The Supreme Judicial Court has ruled the house was built illegally because the building permit was done incorrectly.
The house is not inhabited and the town has ordered it to be torn down.
The tear down order has been challenged in court by the Klines.
The matter concerns the original permitting of the Kline House in South Truro. The State Appeals Court ruled the building permit was invalid.
Chairman of the Truro Board of Selectmen Jay Coburn said the town is asking the Land Court to rule on the matter.
“Town counsel has requested a summary judgement in land court to resolve these issues and we’re awaiting that,” he said. “I believe that we have spent over the last 8 years about $140,000 in legal fees.”
Coburn said there is no way of knowing how much the lawsuit will end up costing the town.
“It’s hard to know what your costs are going to be. You can’t predict how much longer the litigation is going to continue,” he said.
But he said it is important the town stays the course on the suit.

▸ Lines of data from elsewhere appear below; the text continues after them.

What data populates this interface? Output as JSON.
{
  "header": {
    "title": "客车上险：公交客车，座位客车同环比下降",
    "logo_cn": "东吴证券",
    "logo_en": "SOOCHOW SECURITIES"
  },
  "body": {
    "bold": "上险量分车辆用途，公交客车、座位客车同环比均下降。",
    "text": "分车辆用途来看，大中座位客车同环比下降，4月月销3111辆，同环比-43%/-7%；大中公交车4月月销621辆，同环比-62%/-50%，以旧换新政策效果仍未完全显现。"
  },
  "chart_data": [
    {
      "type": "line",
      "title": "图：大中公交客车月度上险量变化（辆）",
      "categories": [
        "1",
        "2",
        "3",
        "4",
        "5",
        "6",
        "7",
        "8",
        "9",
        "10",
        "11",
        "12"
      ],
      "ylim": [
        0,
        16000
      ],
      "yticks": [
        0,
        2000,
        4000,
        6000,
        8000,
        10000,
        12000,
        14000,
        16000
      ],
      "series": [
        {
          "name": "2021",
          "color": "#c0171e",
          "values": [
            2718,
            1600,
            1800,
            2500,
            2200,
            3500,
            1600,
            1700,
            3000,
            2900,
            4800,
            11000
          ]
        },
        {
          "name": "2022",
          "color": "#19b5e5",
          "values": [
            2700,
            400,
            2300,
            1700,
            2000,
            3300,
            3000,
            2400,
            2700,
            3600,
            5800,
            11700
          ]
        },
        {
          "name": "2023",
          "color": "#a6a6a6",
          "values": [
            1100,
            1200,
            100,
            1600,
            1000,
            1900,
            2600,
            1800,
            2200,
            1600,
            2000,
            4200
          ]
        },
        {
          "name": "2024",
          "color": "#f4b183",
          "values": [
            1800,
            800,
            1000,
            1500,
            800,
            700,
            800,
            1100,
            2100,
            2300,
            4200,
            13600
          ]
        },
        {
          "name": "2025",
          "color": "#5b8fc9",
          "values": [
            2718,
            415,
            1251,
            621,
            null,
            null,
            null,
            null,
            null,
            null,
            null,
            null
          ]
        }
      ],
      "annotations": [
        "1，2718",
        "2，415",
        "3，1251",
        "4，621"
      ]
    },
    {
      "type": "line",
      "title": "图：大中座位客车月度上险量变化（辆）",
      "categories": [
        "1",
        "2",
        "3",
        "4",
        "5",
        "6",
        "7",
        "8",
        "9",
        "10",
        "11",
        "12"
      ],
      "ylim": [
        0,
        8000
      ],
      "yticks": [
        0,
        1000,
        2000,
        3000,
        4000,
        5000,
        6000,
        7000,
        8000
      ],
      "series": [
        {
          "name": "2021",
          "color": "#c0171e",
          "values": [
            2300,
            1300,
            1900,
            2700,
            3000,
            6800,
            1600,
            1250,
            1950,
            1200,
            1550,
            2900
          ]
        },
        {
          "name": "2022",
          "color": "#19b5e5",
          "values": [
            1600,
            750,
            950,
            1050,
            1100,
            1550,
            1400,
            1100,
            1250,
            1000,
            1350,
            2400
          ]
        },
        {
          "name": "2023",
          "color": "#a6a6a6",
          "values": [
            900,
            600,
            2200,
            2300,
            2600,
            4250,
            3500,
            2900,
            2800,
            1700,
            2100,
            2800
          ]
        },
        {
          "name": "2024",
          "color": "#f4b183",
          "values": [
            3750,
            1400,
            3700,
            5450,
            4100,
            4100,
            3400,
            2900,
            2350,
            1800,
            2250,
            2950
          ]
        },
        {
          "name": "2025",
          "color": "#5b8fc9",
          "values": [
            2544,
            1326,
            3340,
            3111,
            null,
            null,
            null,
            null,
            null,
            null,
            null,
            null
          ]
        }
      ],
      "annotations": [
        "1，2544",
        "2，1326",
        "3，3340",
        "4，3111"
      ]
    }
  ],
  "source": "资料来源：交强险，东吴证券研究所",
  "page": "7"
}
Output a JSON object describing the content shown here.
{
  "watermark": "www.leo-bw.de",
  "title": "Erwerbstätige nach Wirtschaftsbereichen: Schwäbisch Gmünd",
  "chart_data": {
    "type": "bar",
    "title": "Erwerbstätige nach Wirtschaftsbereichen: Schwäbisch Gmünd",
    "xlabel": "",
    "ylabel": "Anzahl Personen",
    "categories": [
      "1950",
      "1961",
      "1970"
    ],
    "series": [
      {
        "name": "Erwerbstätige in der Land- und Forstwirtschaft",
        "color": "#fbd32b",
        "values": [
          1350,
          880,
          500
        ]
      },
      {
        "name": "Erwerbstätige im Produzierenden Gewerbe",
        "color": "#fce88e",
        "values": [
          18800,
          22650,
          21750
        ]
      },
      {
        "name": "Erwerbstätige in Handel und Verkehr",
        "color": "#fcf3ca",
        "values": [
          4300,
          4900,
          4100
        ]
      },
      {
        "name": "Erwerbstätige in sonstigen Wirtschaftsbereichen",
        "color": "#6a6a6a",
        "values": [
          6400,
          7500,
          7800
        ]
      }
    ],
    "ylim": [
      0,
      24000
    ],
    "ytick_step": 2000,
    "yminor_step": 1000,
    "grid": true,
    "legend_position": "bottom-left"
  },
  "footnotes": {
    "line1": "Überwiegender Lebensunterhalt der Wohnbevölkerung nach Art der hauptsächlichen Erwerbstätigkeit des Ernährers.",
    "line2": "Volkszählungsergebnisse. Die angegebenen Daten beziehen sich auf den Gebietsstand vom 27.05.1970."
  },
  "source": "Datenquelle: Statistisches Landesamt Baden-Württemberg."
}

“It’s certainly very important for the town to uphold our zoning bylaws and make sure they are enforced. While the cost has been significant over the last years, there have been lots of dimensions to the legal case,” Coburn said. “I can only imagine what the Kline family has been spending on their lawyers, I would gather probably a lot more than the Town of Truro has been spending on ours.”
Neighbors who opposed construction of the house were concerned that it would diminish views of landscapes that may have inspired Hopper.